Now's as good a time as any simply because of where the Batman is at this point in time. Settled and centered? Yes. Still hungry for justice? Definitely. This insatiable appetite to prowl rooftops won't ever go away, for either of them (although one would have hoped Catwoman wouldn't be a thief anymore, being Mrs. Bruce Wayne and whatnot). That said, the present would have been the perfect time for this union as there was so much potential from a storytelling standpoint, pushing Bruce further up the ladder as someone more than a a superhero as well as a father.
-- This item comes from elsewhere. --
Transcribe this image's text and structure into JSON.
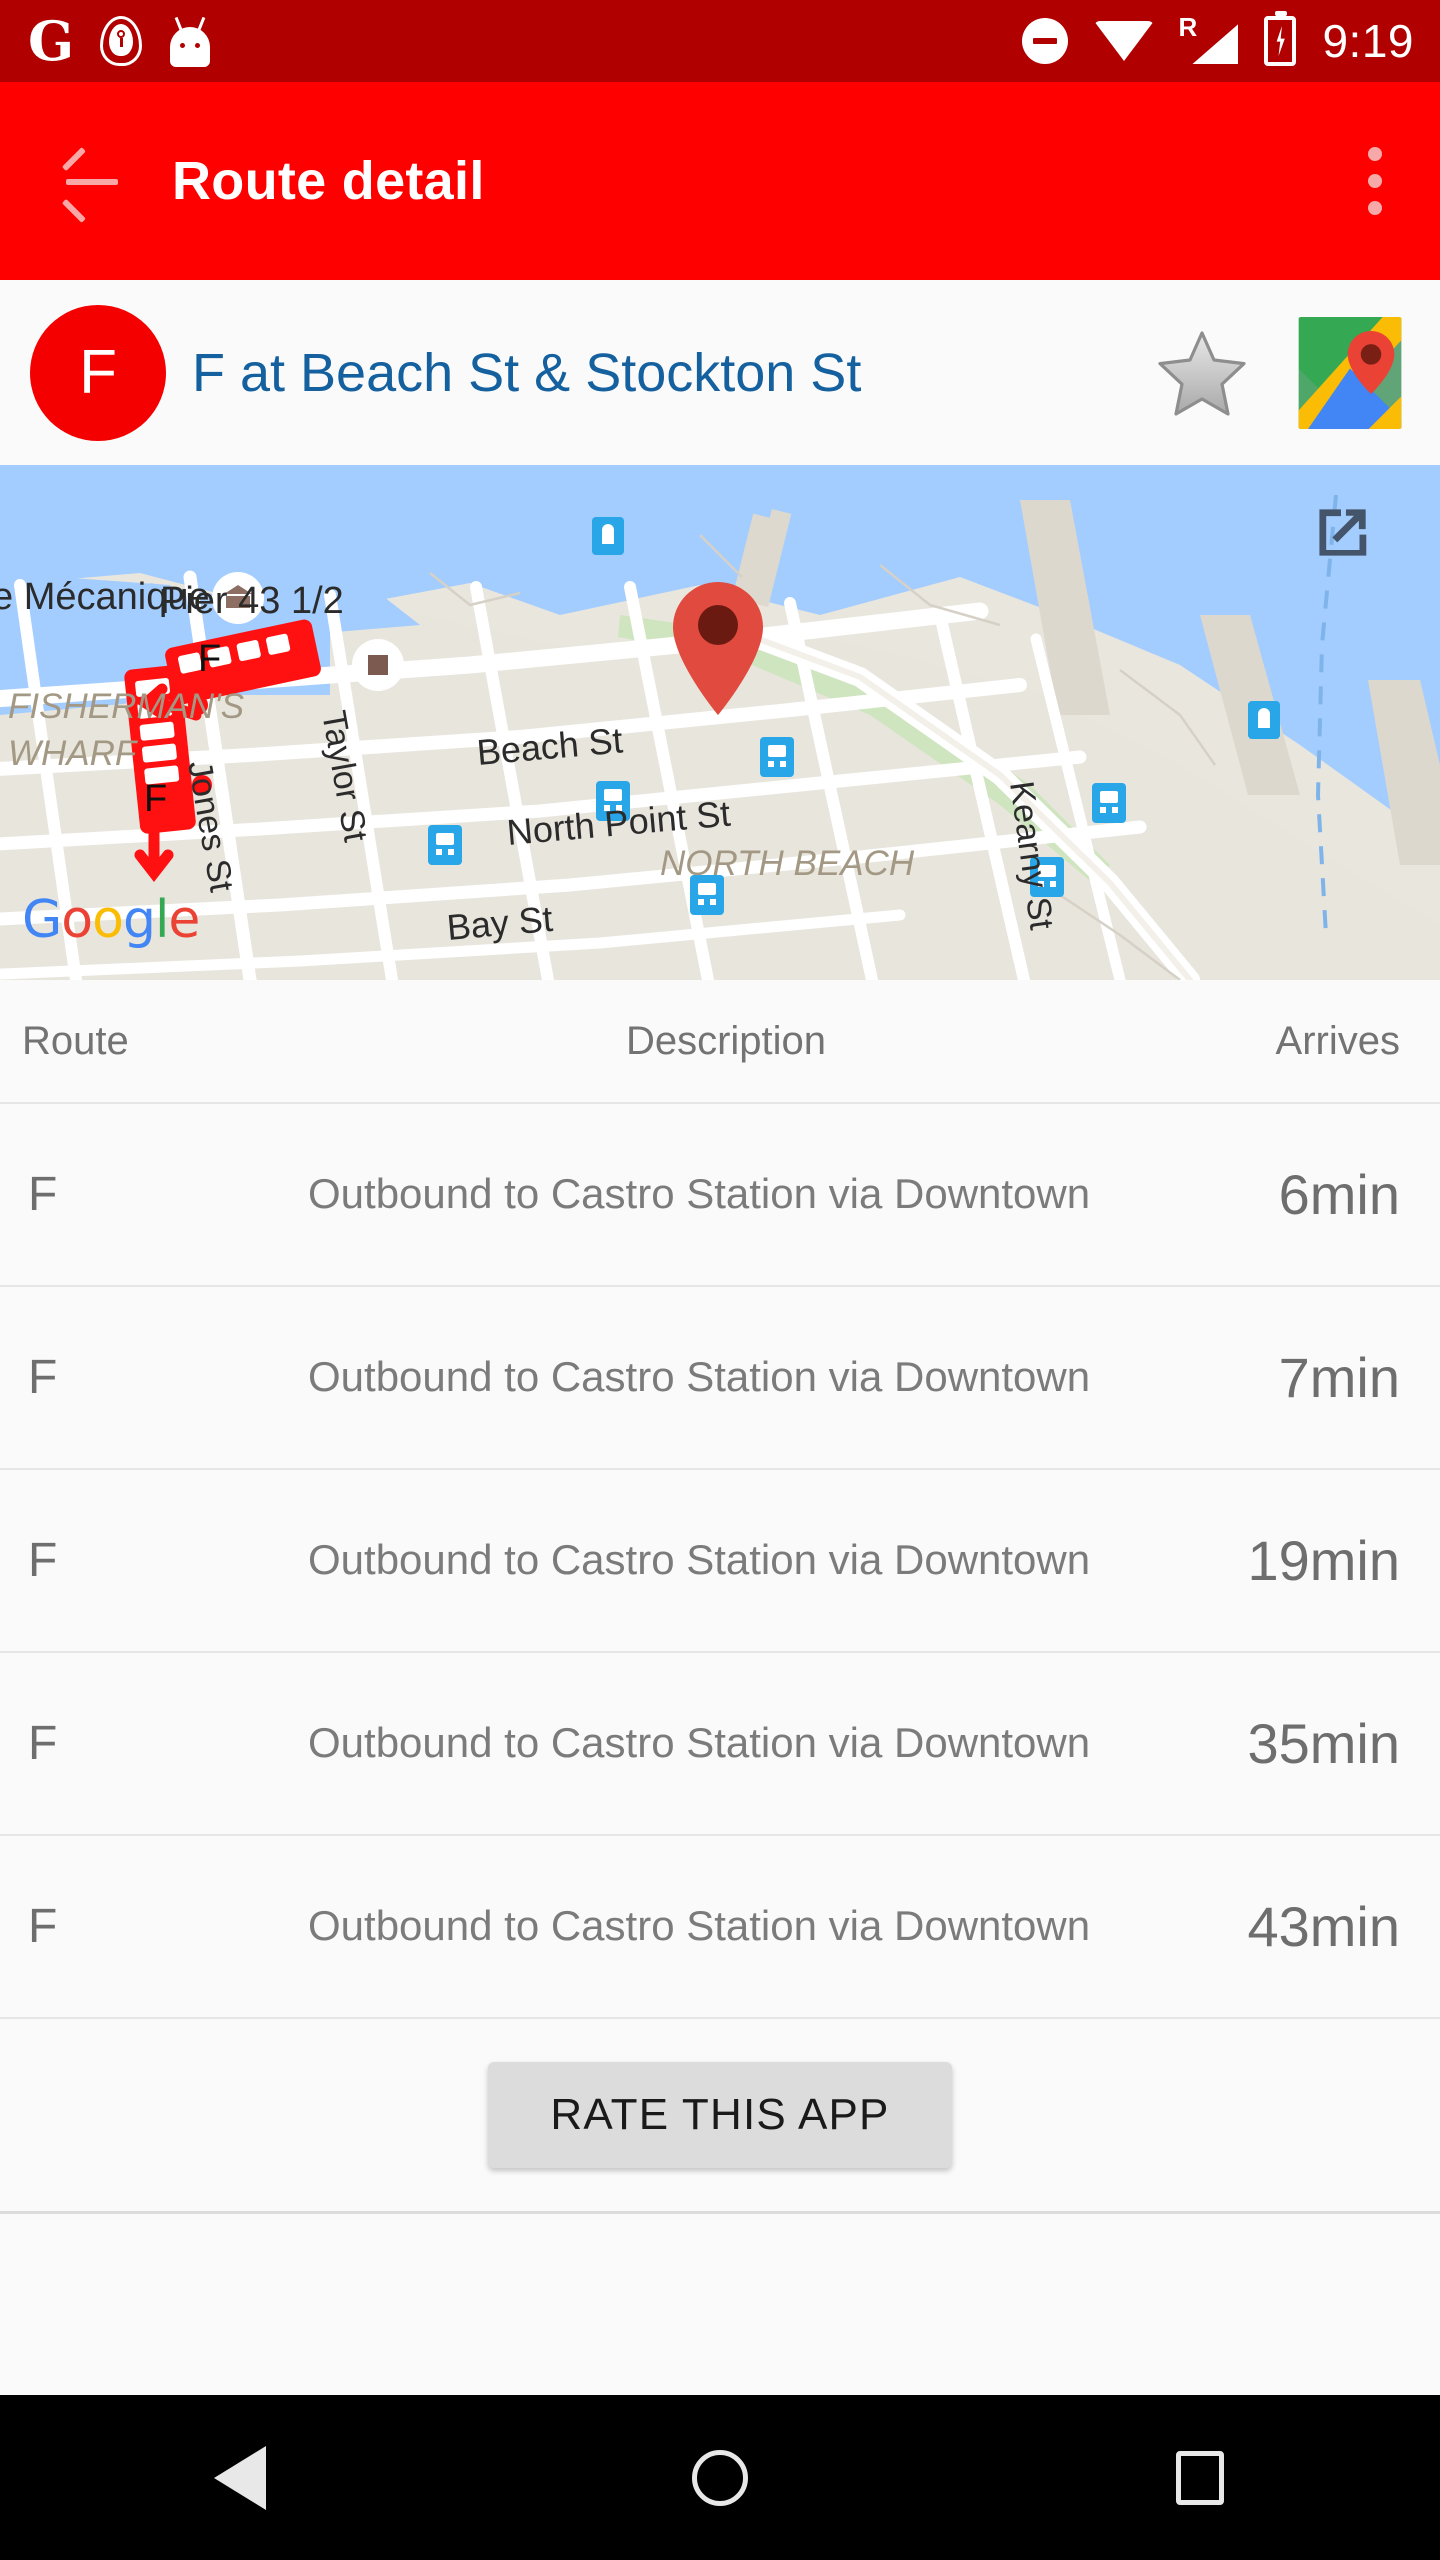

For decades, it was inconceivable for Batman to be a biological father, yet DC worked Damian Wayne into his life, not just as an offspring but as a partner and future bearer of the Bat-mantle. When Bruce died, his first adopted son, Dick Grayson, took over the cowl and trained Damian, only for the elder Wayne to return and reassume the position of Bat-familiy patriarch. And so, we got tons of exciting father-son stories, even culminating with the death and eventual rebirth of Damian, engineered by the mind of Grant Morrison.